Using the DNA ladder in the first lane as a guide (the manufacturer's instruction will tell you the size of each band), you can infer the size of the DNA in your sample lanes. For more details on doing diagnostic digests and how to interpret them please see the Diagnostic Digest page.

Purifying DNA from Your Gel:

If you are conducting certain procedures, such as molecular cloning, you will need to purify the DNA away from the agarose gel. For instructions on how to do this, visit the Gel Purification page.

Tips and FAQ

How do you get better resolution of bands?

A few simple ways to increase the resolution (crispness) of your DNA bands include: a) running the gel at a lower voltage for a longer period of time; b) using a wider/thinner gel comb; or c) loading less DNA into the well. Another method for visualizing very short DNA fragments is polyacrylamide gel electrophoresis (PAGE), which is typically used to separate 5 - 500 bp fragments.

How do you get better separation of bands?

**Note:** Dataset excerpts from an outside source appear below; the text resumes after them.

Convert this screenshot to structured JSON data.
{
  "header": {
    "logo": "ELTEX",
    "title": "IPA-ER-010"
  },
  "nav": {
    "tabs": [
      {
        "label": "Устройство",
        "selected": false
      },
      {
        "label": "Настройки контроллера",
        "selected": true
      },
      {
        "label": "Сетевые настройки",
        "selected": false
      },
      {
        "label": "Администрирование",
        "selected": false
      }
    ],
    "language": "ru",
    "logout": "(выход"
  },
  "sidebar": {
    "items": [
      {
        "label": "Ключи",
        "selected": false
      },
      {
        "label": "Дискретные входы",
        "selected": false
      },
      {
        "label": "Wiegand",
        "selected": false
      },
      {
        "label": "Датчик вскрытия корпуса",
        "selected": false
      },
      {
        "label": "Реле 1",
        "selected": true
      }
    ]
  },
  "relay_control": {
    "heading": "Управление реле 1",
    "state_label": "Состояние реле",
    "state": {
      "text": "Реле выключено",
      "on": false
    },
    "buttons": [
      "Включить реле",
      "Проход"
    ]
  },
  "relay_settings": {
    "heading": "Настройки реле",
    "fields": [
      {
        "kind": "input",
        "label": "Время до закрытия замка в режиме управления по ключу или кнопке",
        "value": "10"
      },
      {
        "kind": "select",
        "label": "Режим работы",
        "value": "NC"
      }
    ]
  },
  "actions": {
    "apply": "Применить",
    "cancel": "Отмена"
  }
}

If you have similarly sized bands that are running too close together, you can adjust the agarose percentage of the gel to get better separation. A higher percentage agarose gel will help resolve smaller bands from each other, and a lower percentage gel will help separate larger bands.

10% Rule

For each sample you want to load on a gel, make 10% more volume than needed because several microliters can be lost in pipetting. For example, if you want to load 1.0 μg in 10 μL, make 1.1 μg in 11 μL.